= Ken Morse =

British rostrum camera operator

Ken Morse (born c. 1944) is a British rostrum camera operator who has provided visual effects to BBC television programmes over several decades.

Ken Morse worked as a cinema projectionist from the age of 12 for about 10 years.

Morse joined the film industry in the 1960s, working originally in stop motion animation before moving to the rostrum camera. The British Academy (BAFTA) presented him with a Lifetime Achievement award to recognise his contributions to the industry over nearly forty years. He is based in Shepherd's Bush, London, England.

Morse has been mentioned in several British sketch shows: The Fast Show listed his name in a spoof set of credits; and Big Train included a sketch about a rostrum cameraman driven mad by always being overshadowed by Ken Morse.
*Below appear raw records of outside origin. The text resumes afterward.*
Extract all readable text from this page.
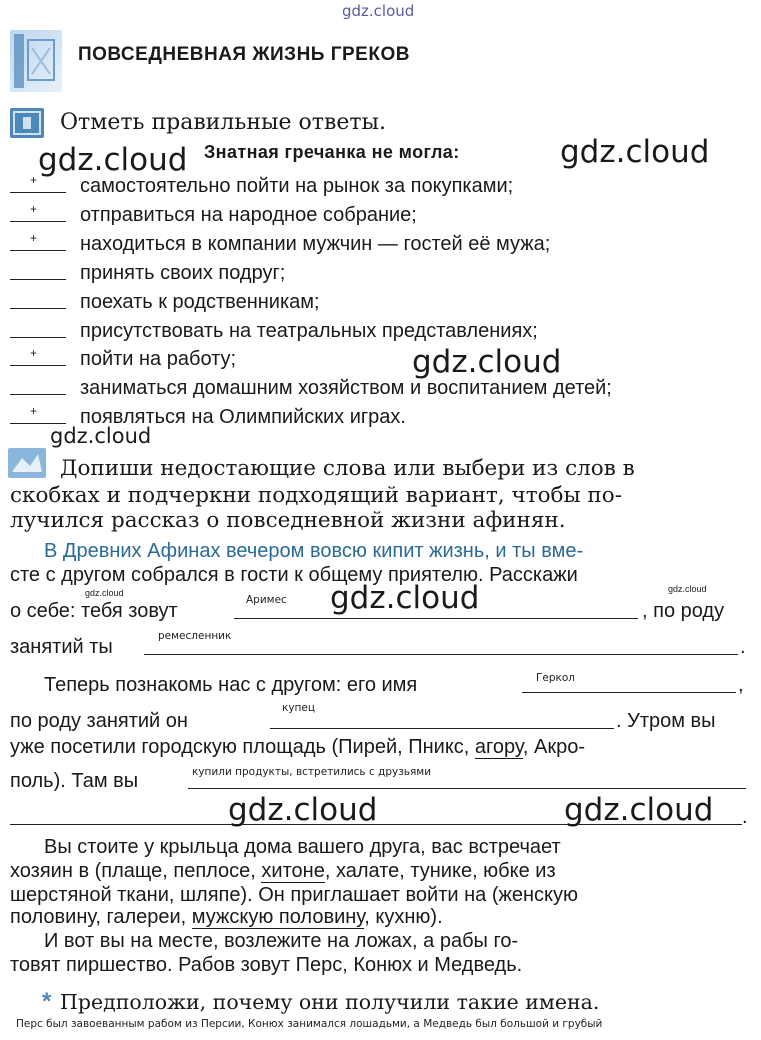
gdz.cloud
ПОВСЕДНЕВНАЯ ЖИЗНЬ ГРЕКОВ
Отметь правильные ответы.
gdz.cloud Знатная гречанка не могла:	gdz.cloud
+ самостоятельно пойти на рынок за покупками;
+ отправиться на народное собрание;
+ находиться в компании мужчин — гостей её мужа;
принять своих подруг;
поехать к родственникам;
присутствовать на театральных представлениях;
+ пойти на работу;
заниматься домашним хозяйством и воспитанием детей;
+ появляться на Олимпийских играх.
gdz.cloud
gdz.cloud
Допиши недостающие слова или выбери из слов в
скобках и подчеркни подходящий вариант, чтобы по-
лучился рассказ о повседневной жизни афинян.
В Древних Афинах вечером вовсю кипит жизнь, и ты вме-
сте с другом собрался в гости к общему приятелю. Расскажи
gdz.cloud	gdz.cloud
о себе: тебя зовут	Аримес gdz.cloud	, по роду
занятий ты	ремесленник	.
Теперь познакомь нас с другом: его имя	Геркол	,
по роду занятий он
купец
. Утром вы
уже посетили городскую площадь (Пирей, Пникс, агору, Акро-
поль). Там вы	купили продукты, встретились с друзьями
.
gdz.cloud	gdz.cloud
Вы стоите у крыльца дома вашего друга, вас встречает
хозяин в (плаще, пеплосе, хитоне, халате, тунике, юбке из
шерстяной ткани, шляпе). Он приглашает войти на (женскую
половину, галереи, мужскую половину, кухню).
И вот вы на месте, возлежите на ложах, а рабы го-
товят пиршество. Рабов зовут Перс, Конюх и Медведь.
* Предположи, почему они получили такие имена.
Перс был завоеванным рабом из Персии, Конюх занимался лошадьми, а Медведь был большой и грубый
The one-off comedy special Clinton: His Struggle with Dirt (produced by Armando Iannucci) credited 'Rostrum Camera' to "Not Ken Morse". He was also credited for 'Rostrum Camera' in the spoof credits for The Diary of Anne Frank, a sketch in the first series of Monkey Dust. At one stage the credit "Rostrum Cameraman, Ken Morse," was even used on the spoken credits of the popular satirical BBC Radio show Week Ending.